# Awning Lights



## deanintemp (Apr 3, 2007)

I have always disliked, not hated - just disliked, getting the hanging lights out every trip and then packing them back up when finished. So, I recently installed permanent ropes lights to the roll tube on my awning. These lights stay in and simply are exposed when I open the awning. They then simply roll up into the awning when breaking down camp. I bought all the supplies at Camping World for about $40; this includes the rope light and the hanger. The hanger simply slides into the "spare" slot on the roll-up tube and the lights snap into place. Since the rope light was longer than my awning, I wrapped the end with electrical tape so as to look better. I simply open my awning, plug the lights into an automatic timer and let it turn itself on and off as necessary. The only downside is that as you roll up the awning, rather than rolling up perfectly round about the tube, the light rope creates a slight oval effect - however, this does not seem to hamper things at all and I don't think it will damage the awning in any way. Also, since the light rope creates a very slight circumference increase when rolling up the awning, the wind/unwind switch mechanism end s up in a slightly different location when the awning is in the closed position - this make it just slightly more cumbersome to operate when opening the awning.

Note: The picture with the awning lights on makes it look much brighter than they really are; in fact, these lights are rather dim - giving off the perfect amount of light that could be left on all night without bothering other campers in my opinion.


----------



## Scoutr2 (Aug 21, 2006)

I've wondered whether I could roll up my rope lights inside the awning. I know it is physically possible, but I'm still not concerned that the lights might rub inside the rolled up awning as the trailer bounces down the road, and possibly rub a hole in the awning material. Anyone have any experience here, other than this poster?

It sure would make setup a whole lot easier. As it is, when we arrive at a campground and I unroll the awning, I attach the rope lights, two de-flappers, two wind socks (one on each corner), a routed sign (with our name on it), and two guy lines - before I raise the awning up. And if I need to roll up and stow the awning due to a storm, and also when we pack up to leave, I have to take everything off. The lights take the most time to attach and detach, then stow away.

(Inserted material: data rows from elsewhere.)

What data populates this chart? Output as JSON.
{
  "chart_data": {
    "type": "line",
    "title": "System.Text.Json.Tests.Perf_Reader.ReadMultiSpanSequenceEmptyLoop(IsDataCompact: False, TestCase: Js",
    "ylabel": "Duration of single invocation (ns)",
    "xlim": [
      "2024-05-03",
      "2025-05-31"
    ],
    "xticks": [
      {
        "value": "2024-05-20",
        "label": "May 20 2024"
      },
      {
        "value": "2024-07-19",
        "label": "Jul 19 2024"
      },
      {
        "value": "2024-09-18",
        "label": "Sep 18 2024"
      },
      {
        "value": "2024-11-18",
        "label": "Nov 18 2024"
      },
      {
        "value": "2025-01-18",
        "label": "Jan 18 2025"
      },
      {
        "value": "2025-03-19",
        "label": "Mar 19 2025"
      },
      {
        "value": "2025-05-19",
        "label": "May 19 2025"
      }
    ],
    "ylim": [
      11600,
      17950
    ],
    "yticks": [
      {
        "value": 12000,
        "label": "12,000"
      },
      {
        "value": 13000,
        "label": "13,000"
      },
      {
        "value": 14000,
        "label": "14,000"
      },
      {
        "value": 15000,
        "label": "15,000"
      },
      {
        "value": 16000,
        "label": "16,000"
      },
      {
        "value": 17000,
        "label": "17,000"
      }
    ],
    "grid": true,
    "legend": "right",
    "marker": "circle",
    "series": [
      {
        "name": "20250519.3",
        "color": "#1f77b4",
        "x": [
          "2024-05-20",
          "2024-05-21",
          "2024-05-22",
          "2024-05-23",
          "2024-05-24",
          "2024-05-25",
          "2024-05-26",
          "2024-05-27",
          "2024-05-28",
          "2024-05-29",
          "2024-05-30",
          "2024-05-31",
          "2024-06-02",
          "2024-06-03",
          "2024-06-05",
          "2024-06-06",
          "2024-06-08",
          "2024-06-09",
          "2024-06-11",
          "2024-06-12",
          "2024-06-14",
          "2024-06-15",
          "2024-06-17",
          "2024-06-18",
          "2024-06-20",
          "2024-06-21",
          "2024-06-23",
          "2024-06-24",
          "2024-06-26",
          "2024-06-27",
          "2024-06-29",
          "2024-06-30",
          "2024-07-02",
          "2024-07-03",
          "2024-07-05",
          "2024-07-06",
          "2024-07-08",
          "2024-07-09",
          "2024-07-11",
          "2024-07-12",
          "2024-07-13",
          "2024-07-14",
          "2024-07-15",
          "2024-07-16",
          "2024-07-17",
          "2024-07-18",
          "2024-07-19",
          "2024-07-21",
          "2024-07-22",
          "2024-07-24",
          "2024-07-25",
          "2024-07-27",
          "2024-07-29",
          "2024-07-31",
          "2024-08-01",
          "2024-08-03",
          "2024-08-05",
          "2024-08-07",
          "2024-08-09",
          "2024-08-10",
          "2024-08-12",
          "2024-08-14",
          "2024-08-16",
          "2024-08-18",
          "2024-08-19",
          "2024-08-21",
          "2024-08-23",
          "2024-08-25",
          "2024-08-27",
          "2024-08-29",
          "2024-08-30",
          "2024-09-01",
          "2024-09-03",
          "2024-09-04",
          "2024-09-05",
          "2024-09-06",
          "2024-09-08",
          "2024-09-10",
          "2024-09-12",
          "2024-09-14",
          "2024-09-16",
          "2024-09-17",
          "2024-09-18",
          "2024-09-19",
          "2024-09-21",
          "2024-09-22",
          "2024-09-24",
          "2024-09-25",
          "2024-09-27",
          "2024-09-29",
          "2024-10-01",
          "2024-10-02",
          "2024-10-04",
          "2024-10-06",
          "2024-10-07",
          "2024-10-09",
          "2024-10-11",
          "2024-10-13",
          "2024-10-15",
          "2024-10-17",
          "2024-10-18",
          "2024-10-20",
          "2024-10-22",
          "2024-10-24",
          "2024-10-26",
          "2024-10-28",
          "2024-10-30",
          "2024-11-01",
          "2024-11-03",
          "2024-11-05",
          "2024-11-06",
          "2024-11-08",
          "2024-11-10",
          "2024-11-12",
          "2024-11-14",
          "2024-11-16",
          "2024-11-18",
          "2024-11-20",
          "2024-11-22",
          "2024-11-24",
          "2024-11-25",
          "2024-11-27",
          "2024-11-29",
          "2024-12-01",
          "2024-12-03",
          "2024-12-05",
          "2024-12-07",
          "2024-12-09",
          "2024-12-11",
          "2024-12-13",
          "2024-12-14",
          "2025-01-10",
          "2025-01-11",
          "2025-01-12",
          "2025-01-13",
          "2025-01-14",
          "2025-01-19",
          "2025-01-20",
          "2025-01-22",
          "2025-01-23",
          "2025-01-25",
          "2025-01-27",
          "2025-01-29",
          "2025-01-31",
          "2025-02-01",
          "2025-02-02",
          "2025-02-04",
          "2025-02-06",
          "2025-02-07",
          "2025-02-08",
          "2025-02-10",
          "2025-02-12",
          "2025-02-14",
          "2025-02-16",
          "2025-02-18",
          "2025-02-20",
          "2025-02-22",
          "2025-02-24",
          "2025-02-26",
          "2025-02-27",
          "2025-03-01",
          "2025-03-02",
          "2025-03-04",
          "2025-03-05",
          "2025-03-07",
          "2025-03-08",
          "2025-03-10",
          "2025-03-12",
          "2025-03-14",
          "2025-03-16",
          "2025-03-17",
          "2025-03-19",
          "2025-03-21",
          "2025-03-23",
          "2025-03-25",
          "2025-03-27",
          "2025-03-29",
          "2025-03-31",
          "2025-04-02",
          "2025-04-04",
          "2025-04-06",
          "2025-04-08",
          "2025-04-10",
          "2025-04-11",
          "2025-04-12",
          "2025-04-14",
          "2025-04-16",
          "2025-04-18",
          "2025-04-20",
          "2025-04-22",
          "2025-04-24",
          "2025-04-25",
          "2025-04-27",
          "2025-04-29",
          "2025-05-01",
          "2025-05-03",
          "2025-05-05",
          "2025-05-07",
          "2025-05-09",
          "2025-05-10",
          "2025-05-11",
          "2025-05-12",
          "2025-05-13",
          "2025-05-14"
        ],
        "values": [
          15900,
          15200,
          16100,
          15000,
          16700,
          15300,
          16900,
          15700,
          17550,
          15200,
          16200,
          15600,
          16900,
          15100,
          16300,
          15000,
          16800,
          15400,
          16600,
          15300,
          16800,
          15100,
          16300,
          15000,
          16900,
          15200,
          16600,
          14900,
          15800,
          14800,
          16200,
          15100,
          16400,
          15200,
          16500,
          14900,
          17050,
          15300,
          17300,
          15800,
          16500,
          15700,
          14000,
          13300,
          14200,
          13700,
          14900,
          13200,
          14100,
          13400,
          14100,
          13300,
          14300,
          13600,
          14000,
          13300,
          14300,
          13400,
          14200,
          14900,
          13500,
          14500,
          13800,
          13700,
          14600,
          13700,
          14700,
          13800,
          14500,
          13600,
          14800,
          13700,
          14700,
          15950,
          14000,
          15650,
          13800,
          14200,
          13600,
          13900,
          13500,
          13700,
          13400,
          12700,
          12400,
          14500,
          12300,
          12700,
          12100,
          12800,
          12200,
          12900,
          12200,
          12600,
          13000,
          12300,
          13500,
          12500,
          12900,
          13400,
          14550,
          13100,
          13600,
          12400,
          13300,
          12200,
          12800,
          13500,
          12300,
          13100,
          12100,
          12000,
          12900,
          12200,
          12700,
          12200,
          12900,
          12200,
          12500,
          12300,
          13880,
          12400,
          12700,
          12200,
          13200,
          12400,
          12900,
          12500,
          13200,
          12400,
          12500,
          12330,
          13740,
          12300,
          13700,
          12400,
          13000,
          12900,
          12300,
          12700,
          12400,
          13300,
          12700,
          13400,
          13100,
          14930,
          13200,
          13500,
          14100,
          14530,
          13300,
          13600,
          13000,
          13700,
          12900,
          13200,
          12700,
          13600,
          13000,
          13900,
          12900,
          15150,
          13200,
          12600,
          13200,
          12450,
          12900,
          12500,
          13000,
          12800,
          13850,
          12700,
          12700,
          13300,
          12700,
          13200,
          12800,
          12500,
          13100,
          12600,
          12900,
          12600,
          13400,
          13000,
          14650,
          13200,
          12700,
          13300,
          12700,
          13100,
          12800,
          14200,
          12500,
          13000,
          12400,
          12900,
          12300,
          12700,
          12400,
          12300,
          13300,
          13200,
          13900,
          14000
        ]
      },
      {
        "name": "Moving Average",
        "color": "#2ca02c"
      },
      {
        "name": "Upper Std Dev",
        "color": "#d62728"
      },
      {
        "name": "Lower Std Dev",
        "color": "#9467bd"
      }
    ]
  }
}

If we're only staying one night, I don't even bother with the lights because it just takes too much time. So it would be nice to unroll the awning and just plug in the lights for a one night stay.

If anyone else has thoughts on this, please share them!

Mike


----------



## 4ME (Sep 11, 2006)

I added a keychain remote control plug to my string of lights.(I still hang them)
It works great when your walking up to your site from someone elses or when your seated
at the fire and want to kill the lights.
Stanley makes them for them about 20 bucks. 
How are the rope lights for brightness?


----------



## deanintemp (Apr 3, 2007)

Scoutr2 said:


> I've wondered whether I could roll up my rope lights inside the awning. I know it is physically possible, but I'm still not concerned that the lights might rub inside the rolled up awning as the trailer bounces down the road, and possibly rub a hole in the awning material. Anyone have any experience here, other than this poster?
> 
> It sure would make setup a whole lot easier. As it is, when we arrive at a campground and I unroll the awning, I attach the rope lights, two de-flappers, two wind socks (one on each corner), a routed sign (with our name on it), and two guy lines - before I raise the awning up. And if I need to roll up and stow the awning due to a storm, and also when we pack up to leave, I have to take everything off. The lights take the most time to attach and detach, then stow away.
> 
> ...


I had a similar setup with my pop-up camper and also rolled up all the poles into the awning with no issues over ten years. That awning was only 12' long but sees just as much bouncing on the road as my 26RS. I will keep you posted if I see any issues but I don't expect any.


----------



## deanintemp (Apr 3, 2007)

4ME said:


> I added a keychain remote control plug to my string of lights.(I still hang them)
> It works great when your walking up to your site from someone elses or when your seated
> at the fire and want to kill the lights.
> Stanley makes them for them about 20 bucks.
> How are the rope lights for brightness?


The picture of the lights on in my original post make the lights appear relatively bright. However, in reality they are about 1/2 as bright as they look in the picture. They are not bright enough to read to but certainly bright enough to make for a cozy aura and see around. Also, the brightness is not too high that it would bother neighbor campers - I could leave them on all night if I wanted to.


----------



## deanintemp (Apr 3, 2007)

The light strip I used is from Camping World and is catalog #26172.

The link for this 18' light bar is http://www.campingworld.com/shopping/item/18-awning-light-strip/26172


----------



## mmblantz (Jul 1, 2007)

I got my rope lights in purple at walmart. They were with the regular light bulb stuff. 2 strings go all the the way accross on hangers and snake down both sides. The purple is not too bright or dark. ----Mike


----------